El cine y las series, al igual que antes los cuentos de hadas y las mitologías, nos narran historias que nos permiten comprender intuitivamente procesos psicológicos y realidades vitales muy complejas.

Las películas de terror, por ejemplo, sacan a la luz en metáforas nuestros mayores miedos psíquicos, y me gustaría ofrecer en este texto un ejemplo: Los niños fantasmas.

En estas historias, a menudo un adulto se traslada a vivir a una casa grande, bella y antigua. Ese adulto suele ser, por ejemplo, una escritora, o alguien que pasa mucho tiempo solo. Y un día comienza a oír ruidos en la buhardilla, un lugar lleno de viejos objetos olvidados. Al principio no le presta mucha atención, y cree que son animales o cualquier cosa similar. Pero los ruidos van adquiriendo fuerza hasta que, un poco asustada, la mujer se ve obligada a subir para comprobar lo que pasa. Y allí encuentra a una niña llorando o enfadada. Creyendo que es real, se queda desconcertada y empieza a hablar con ella. Hasta que se da cuenta de que es un fantasma y sale despavorida.

Pero su voluntad de entender lo que ha ocurrido le lleva al periódico del pueblo y, revisando viejas noticias, da con aquélla en la que se narra el sangriento destino de la pobre niña. A partir de aquí, la narración desarrolla el contacto con esa niña y los intentos piadosos de la mujer por hacerle entender que ése ya no es su tiempo, que está muerta y que necesita irse a un lugar espiritual donde descansar al fin.

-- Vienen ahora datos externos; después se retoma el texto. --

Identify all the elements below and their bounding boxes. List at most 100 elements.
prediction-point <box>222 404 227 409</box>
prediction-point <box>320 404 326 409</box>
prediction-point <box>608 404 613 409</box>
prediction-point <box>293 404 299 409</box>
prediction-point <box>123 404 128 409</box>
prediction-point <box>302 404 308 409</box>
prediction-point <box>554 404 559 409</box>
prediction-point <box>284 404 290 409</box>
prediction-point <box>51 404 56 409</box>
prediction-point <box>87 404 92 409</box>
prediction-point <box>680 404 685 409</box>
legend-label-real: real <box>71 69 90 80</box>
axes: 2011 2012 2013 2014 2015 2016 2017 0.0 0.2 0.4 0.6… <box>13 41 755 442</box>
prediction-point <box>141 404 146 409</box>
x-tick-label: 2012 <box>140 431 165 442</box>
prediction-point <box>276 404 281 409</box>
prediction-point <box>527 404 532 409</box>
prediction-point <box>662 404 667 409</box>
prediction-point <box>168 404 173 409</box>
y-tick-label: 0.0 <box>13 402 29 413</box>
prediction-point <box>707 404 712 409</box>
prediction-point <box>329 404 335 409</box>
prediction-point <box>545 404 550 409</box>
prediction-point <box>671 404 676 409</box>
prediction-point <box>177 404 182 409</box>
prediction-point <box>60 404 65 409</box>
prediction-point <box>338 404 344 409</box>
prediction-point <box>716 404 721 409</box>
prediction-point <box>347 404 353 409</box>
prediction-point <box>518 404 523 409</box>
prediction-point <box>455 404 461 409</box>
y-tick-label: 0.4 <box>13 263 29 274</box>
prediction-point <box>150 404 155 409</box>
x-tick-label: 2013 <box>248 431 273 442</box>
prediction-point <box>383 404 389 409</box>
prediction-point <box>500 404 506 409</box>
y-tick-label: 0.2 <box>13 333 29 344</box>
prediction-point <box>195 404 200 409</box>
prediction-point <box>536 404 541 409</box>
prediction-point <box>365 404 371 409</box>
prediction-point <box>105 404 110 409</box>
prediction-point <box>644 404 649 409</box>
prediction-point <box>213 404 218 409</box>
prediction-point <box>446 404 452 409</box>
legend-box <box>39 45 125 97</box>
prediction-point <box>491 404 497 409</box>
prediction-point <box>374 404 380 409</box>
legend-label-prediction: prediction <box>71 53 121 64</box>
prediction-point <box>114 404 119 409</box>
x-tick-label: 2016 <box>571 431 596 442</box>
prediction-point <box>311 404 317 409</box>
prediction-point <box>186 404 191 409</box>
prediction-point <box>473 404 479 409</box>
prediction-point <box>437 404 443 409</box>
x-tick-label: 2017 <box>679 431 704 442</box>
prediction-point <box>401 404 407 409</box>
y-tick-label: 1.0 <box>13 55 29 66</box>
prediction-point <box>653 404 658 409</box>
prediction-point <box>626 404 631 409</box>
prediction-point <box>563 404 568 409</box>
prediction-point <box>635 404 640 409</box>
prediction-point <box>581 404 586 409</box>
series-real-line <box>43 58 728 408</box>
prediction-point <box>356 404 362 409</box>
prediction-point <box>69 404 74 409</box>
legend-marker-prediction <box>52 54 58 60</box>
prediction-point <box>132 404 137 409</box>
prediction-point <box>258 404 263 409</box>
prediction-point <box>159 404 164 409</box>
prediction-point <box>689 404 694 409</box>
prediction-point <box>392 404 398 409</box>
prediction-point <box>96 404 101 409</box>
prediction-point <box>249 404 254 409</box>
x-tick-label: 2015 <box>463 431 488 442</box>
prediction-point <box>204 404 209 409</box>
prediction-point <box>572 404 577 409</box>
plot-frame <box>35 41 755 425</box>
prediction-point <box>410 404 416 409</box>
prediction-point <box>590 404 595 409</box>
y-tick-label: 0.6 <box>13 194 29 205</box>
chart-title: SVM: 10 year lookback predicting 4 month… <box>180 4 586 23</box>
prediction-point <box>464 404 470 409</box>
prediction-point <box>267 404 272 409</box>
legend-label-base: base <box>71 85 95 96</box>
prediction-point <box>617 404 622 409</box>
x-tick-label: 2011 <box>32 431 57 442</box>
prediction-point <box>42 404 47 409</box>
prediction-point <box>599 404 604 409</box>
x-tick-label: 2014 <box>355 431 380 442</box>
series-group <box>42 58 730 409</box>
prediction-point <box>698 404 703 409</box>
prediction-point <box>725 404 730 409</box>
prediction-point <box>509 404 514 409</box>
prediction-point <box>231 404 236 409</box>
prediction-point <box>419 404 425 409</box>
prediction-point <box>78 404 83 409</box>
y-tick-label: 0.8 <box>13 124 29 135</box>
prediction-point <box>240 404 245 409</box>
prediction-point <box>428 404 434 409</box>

A menudo nuestros sufrimientos infantiles o adolescentes se quedan en nuestro interior más profundo, el desván de nuestra bella, antigua y enorme casa. Estas heridas se mantienen presentes, tristes y llenas de ira; y salen e interrumpen nuestra vida de adultos para protestar por su amargo destino. También ellas son fantasmas del pasado que no saben que ya están muertas y deben dejar paso a la vida adulta. Nos sorprendemos poseídos por esos niños, y nos desconcierta nuestro comportamiento, pensando que realmente somos nosotros, cuando es nuestro niño fantasma que irrumpe. El proceso psicológico muchas veces tiene que ayudar al adulto a encarar a ese niño y, con piedad, firmeza y aceptación, hacerle saber que su tiempo ya no es éste, que debe descansar en paz, y dejar paso libre al presente.